Les frais de déplacement aux rendez-vous médicaux (évalués à 800 euros), les frais de téléphone et de télévision à l’hôpital (95 euros), ainsi que les frais d’assistance aux opérations d’expertise (2 040 euros) seront pris en compte pour la somme totale de 2 935 euros aux titre des frais divers.
Assistance par tierce personne temporaire (ATPT)
Il s’agit de l’assistance temporaire d’une tierce personne pour les besoins de la vie courante avant consolidation.
Le rapport d’expertise définit les besoins en assistance tierce personne avant consolidation.
Ces besoins correspondent à 1 201 heures.
Il sera retenu un taux horaire moyen de 20 euros conforme aux prix habituellement pratiqués avant 2017 par les services ou associations d’aide à la personne.
Mme X demande la confirmation de la somme allouée par le premier juge qui avait été cantonnée à 23 500 euros.
Cette somme sera donc retenue.
Pertes de gains professionnels actuels (PGPA)
Il s’agit de la perte de gains liée à l’incapacité provisoire de travail, c’est-à-dire aux pertes actuelles de revenus éprouvées par la victime du fait de son dommage. C’est la compensation d’une invalidité temporaire spécifique qui concerne uniquement les répercussions du dommage sur la sphère professionnelle de la victime jusqu’à sa consolidation. Il faut prendre en compte la situation exacte de la victime au regard de son activité professionnelle. Une victime qui n’est plus en déficit fonctionnel temporaire peut néanmoins se trouver en arrêt total de travail et subir une perte totale de revenus. L’indemnisation doit être effectuée in concreto au regard de la preuve de la perte de revenus alléguée.
Avant l’accident Mme X était employée depuis 2010 en qualité d’agent de propreté par la société SAMSIC Propreté (Cf bulletin de paie du mois de septembre 2014).

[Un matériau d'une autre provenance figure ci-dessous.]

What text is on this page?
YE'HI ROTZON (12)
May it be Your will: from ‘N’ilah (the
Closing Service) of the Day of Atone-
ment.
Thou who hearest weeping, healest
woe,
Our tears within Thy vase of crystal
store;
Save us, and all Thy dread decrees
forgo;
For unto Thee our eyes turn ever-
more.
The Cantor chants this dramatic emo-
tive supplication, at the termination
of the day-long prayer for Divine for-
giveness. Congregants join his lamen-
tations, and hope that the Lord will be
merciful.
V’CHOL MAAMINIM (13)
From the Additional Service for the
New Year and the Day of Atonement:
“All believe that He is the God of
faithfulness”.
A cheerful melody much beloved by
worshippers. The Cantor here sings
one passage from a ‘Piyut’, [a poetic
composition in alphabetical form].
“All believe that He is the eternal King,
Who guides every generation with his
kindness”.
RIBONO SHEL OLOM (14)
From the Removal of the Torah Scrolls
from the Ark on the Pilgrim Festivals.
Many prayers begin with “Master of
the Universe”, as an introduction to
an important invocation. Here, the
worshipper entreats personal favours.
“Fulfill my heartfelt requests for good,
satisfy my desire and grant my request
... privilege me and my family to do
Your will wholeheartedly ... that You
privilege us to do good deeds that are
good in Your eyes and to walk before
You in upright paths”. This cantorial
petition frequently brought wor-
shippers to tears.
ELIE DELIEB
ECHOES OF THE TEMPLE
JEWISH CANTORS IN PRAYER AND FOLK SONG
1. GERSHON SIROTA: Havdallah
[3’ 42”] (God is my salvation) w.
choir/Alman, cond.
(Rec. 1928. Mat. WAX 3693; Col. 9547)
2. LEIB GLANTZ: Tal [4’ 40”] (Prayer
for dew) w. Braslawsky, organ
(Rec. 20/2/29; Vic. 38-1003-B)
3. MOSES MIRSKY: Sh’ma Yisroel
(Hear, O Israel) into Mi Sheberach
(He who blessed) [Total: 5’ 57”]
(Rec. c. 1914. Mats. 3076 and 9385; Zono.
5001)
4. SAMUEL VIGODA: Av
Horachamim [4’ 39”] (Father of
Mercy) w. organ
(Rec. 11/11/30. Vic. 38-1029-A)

Les revenus dont elle disposait alors étant stables, il n’y a pas lieu d’évaluer la perte subie sur la base des avis d’imposition 2013, 2014 et 2015.
Le revenu net mensuel de Mme X sera fixé à la somme de 1 677 euros (moyenne du salaire net sur les 9 premiers mois de l’année 2014).
Du 23 décembre 2014 au 3 janvier 2017, il s’est écoulé 742 jours.
Mme X demande la confirmation de la somme de 40 906,46 euros allouée par le premier juge au titre des PGPA, dont 30 459,66 euros pour la CPAM de la Drôme et 5 391,88 euros pour l’institution AG2R.
Cette somme sera donc retenue.
2) Les préjudice patrimoniaux permanents (après consolidation)
Il sera fait application du barème de capitalisation paru à la Gazette du Palais du 28 novembre 2017 pour l’évaluation des préjudices patrimoniaux permanents, celui-ci étant le plus conforme aux données économiques actuelles et s’appuyant sur les tables de mortalité de l’INSEE les plus récentes.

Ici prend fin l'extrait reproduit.